Atypical Presentation and Postoperative Management of Vagal Nerve Tumors.

Autor: Shing SR; Department of Otolaryngology-Head and Neck Surgery, Thomas Jefferson University Hospital, Philadelphia, PA, USA., Armache M; Department of Otolaryngology-Head and Neck Surgery, Thomas Jefferson University Hospital, Philadelphia, PA, USA., Llerena P; Department of Otolaryngology-Head and Neck Surgery, Thomas Jefferson University Hospital, Philadelphia, PA, USA., O'Connor M; Department of Otolaryngology-Head and Neck Surgery, Thomas Jefferson University Hospital, Philadelphia, PA, USA., Murphy K; Department of Otolaryngology-Head and Neck Surgery, Thomas Jefferson University Hospital, Philadelphia, PA, USA., Curry JM; Department of Otolaryngology-Head and Neck Surgery, Thomas Jefferson University Hospital, Philadelphia, PA, USA., Luginbuhl AJ; Department of Otolaryngology-Head and Neck Surgery, Thomas Jefferson University Hospital, Philadelphia, PA, USA.
Jazyk: angličtina
Zdroj: The Annals of otology, rhinology, and laryngology [Ann Otol Rhinol Laryngol] 2024 Dec; Vol. 133 (12), pp. 1037-1041. Date of Electronic Publication: 2024 Oct 06.
DOI: 10.1177/00034894241288416
Abstrakt: Objectives: Tumors involving the vagus nerve are often clinically silent. We offer a case series with different clinical presentations and distinctive post-surgical sequelae that highlight some of the challenges associated with managing cervical vagal nerve tumors.
Methods: Single-institution, retrospective review of patients with tumors involving the vagus nerve. We describe clinical presentations and postoperative sequelae of five patients who underwent surgical management of vagal nerve pathology with atypical presentation or subsequent clinical course.

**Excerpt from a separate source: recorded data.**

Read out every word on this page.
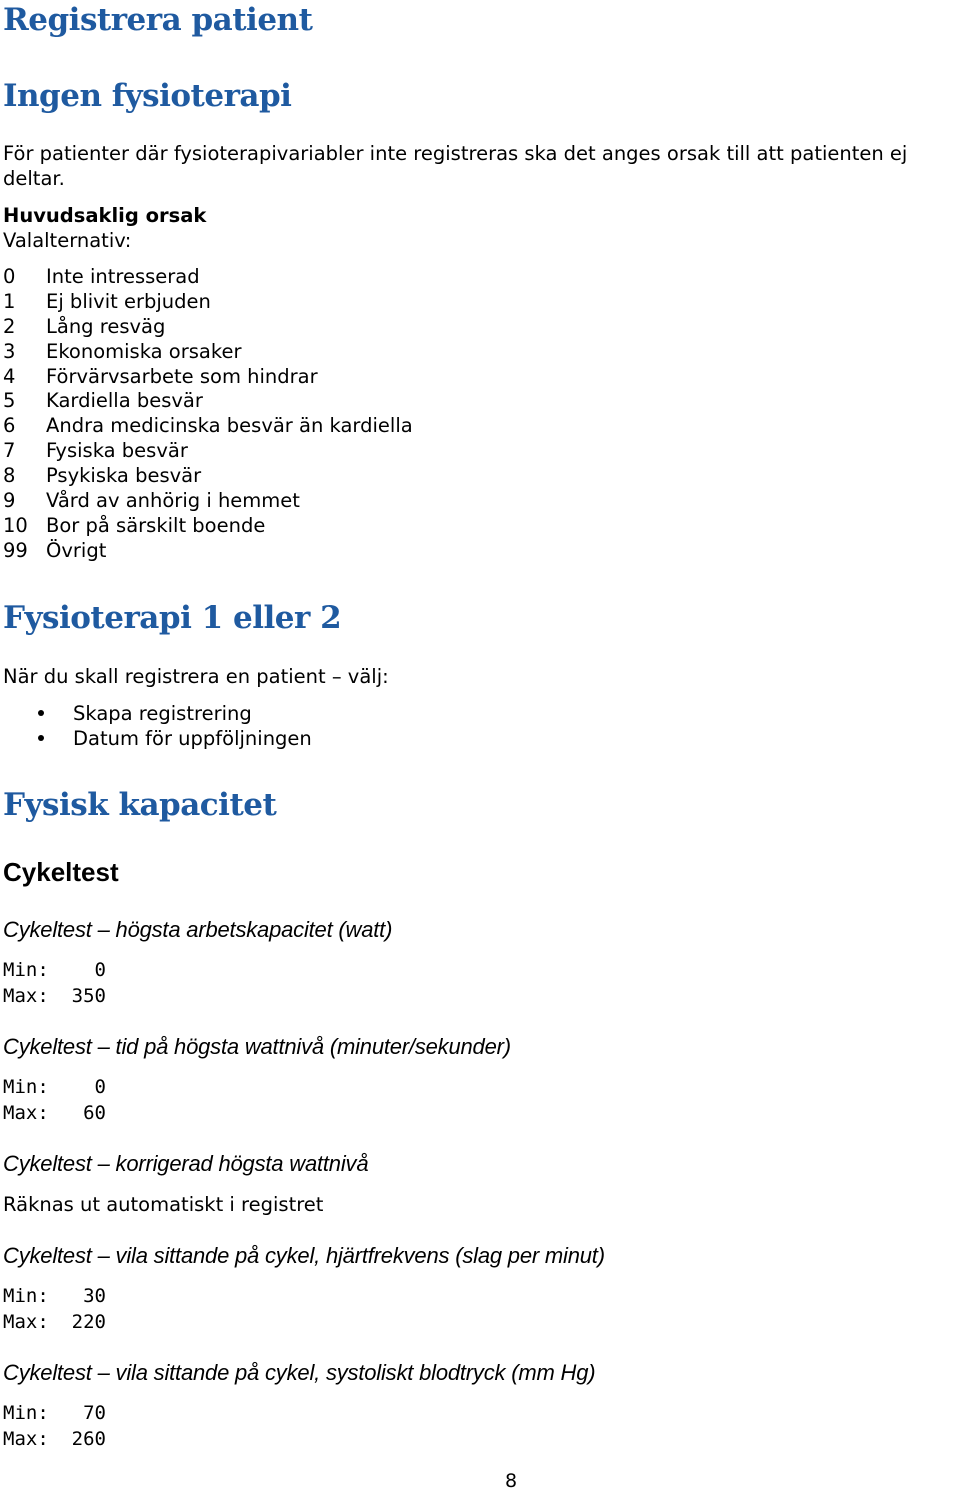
Registrera patient
Ingen fysioterapi
För patienter där fysioterapivariabler inte registreras ska det anges orsak till att patienten ej
deltar.
Huvudsaklig orsak
Valalternativ:
0	Inte intresserad
1	Ej blivit erbjuden
2	Lång resväg
3	Ekonomiska orsaker
4	Förvärvsarbete som hindrar
5	Kardiella besvär
6	Andra medicinska besvär än kardiella
7	Fysiska besvär
8	Psykiska besvär
9	Vård av anhörig i hemmet
10 Bor på särskilt boende
99 Övrigt
Fysioterapi 1 eller 2
När du skall registrera en patient – välj:
Skapa registrering
Datum för uppföljningen
Fysisk kapacitet
Cykeltest
Cykeltest – högsta arbetskapacitet (watt)
Min:	0
Max:	350
Cykeltest – tid på högsta wattnivå (minuter/sekunder)
Min:	0
Max:	60
Cykeltest – korrigerad högsta wattnivå
Räknas ut automatiskt i registret
Cykeltest – vila sittande på cykel, hjärtfrekvens (slag per minut)
Min:	30
Max:	220
Cykeltest – vila sittande på cykel, systoliskt blodtryck (mm Hg)
Min:	70
Max:	260
8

Results: Here, we present five patients treated at our institution for vagal tumors. In four of the five patients, the presenting symptoms resolved after surgery. Two patients presented with intractable neurogenic cough, and another two presented with autonomic symptoms, one with syncope/palpitations and the other with intractable sweating. The final patient presented with a rapidly enlarging vagal paraganglioma and developed intractable cough after resection. We present two patients with novel approach to vagal paragangliomas that underwent ligation of feeding blood supply without removing the tumor, resulting in resolution of an intractable cough in one patient and resolution of severe nighttime sweating in the other.
Conclusion: Management of tumors associated with the cervical vagus nerve that present with symptoms or rapid growth poses a clinical dilemma. Consideration of the tumor origin with either enucleation of schwannomas or ligation of feeding vessels may preserve function while addressing the presenting symptoms.
Competing Interests: Declaration of Conflicting InterestsThe author(s) declared no potential conflicts of interest with respect to the research, authorship, and/or publication of this article.